La crisi si prolungava ormai da decenni. Da un anno è stata ingigantita dalla lente d’ingrandimento della pandemia, che ha accentuato tutti i problemi accumulatisi nel tempo. La democrazia parlamentare è stata progressivamente rimpicciolita. Il Parlamento è stato svuotato con la decretazione d’urgenza, il ricorso sistematico al voto di fiducia e infine anche con la riduzione del numero dei parlamentari. Con la pandemia i decreti hanno assunto una forma ancora più straordinaria. L’alfa e l’omega della politica è dentro il Governo. La scomparsa della dialettica storica fra destra e sinistra ha reso il Principe illeggibile. Un’indecifrabilità resa più evidente dalla crisi di governo, che è una crisi-non crisi, una condizione di stabile instabilità. Non c’è niente di compiutamente leggibile, che è il massimo della crisi della democrazia.
– Quando la democrazia smette di funzionare, si apre la strada a tentazioni autoritarie.
Ci sono due forme diverse di autoritarismo, che sono il prodotto della crisi della società. Una crisi di consenso. Le società contemporanee, in Europa come negli Stati Uniti, come si è visto con il fenomeno Trump, hanno progressivamente smarrito quella che era stata la loro caratteristica negli anni più gloriosi, ovvero la capacità di creare consenso anche nella dialettica più aspra. Un consenso che si è, non a caso, consolidato in epoche segnate dalla riduzione tendenziale delle disuguaglianze. Al contrario, negli anni successivi, le disuguaglianze sono via via esplose e la pandemia le ha rese ancora più drammaticamente evidenti. La concentrazione della ricchezza nelle mani di pochi non ha precedenti nella storia della Repubblica. E, come disperato contraltare, si sono aggravate le povertà.
– Gli autoritarismi diventano una perversa via d’uscita?

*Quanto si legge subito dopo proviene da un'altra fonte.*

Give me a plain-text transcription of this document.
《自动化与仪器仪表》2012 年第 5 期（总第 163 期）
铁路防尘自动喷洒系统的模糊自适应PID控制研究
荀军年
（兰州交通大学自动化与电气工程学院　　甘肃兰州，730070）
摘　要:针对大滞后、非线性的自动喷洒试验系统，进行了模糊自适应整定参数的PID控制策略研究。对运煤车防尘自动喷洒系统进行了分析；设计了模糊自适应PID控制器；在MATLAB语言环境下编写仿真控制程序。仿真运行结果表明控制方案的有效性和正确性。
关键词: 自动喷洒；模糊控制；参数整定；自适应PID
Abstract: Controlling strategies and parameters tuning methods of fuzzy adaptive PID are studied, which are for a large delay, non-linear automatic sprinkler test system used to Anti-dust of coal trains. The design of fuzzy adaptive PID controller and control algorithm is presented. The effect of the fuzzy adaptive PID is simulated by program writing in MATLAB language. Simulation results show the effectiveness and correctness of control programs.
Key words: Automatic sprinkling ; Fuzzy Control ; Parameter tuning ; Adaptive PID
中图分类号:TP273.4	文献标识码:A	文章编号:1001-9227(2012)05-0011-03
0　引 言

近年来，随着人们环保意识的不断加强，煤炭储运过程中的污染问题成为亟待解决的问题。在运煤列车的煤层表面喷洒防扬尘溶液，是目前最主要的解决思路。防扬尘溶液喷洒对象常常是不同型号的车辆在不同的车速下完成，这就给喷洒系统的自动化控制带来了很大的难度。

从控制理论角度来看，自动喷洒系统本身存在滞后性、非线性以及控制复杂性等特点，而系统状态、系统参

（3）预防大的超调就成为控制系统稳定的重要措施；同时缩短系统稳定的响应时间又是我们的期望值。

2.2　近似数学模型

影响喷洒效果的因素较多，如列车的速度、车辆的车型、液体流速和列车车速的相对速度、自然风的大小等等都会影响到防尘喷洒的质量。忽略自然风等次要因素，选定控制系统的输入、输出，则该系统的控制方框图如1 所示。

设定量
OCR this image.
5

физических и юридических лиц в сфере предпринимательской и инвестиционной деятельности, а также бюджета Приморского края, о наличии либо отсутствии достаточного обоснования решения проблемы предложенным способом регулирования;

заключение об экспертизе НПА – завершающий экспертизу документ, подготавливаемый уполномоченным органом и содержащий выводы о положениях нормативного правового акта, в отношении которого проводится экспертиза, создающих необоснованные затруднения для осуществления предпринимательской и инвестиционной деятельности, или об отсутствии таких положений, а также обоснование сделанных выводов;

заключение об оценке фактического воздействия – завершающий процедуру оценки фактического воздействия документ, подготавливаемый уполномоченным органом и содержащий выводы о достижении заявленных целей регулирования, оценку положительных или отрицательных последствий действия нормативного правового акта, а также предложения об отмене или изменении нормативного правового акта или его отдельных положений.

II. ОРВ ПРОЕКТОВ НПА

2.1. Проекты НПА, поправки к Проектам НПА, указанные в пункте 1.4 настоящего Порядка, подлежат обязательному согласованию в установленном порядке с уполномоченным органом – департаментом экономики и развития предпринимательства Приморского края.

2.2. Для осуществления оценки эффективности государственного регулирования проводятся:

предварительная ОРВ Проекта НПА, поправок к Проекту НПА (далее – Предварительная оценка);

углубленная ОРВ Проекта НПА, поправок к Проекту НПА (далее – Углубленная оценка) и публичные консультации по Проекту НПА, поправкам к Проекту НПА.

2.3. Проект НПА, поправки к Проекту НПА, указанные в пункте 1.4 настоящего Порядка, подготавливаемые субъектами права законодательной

La prima tentazione è quella che ha portato alla ribalta Donald Trump: un populismo di destra che pesca nel disagio, che ho descritto e gli fornisce una risposta reazionaria. Il Capo attacca i diversi, le minoranze e tutto quello che non rientra nella sua visione del mondo. L’altra tentazione è più soft. Un autoritarismo meno volgare, quello della tecnocrazia, dove la tecnica prende progressivamente il posto occupato dalla politica-
– Passiamo alla crisi della sinistra. A me sembra in preda a una crisi d’identità che rischia di essere irreversibile
In questi giorni si sono ricordati e celebrati i cento anni dalla nascita del Partito Comunista italiano. Un’occasione perfetta per riflettere sullo stato della sinistra. E su una storia intera, la storia del Novecento, la storia del primato della politica, in cui la sinistra ha, da Oriente a Occidente e nelle forme più diverse, lanciato la scalata al cielo, l’idea di superare la società capitalistica e di costruire un mondo di liberi e uguali. Un’epoca formidabile di conquiste a livello dei diritti e dello diritti e dello stato sociale. L’assalto al cielo finisce con una sconfitta. La sinistra, anziché ribellarsi, subisce, ed è una responsabilità che consegna alla storia, una sorta di mutazione genetica. Smette di essere la rappresentante di una parte della società, per diventare una forza sostanzialmente liberale e perdere, conseguentemente, se stessa e il suo popolo.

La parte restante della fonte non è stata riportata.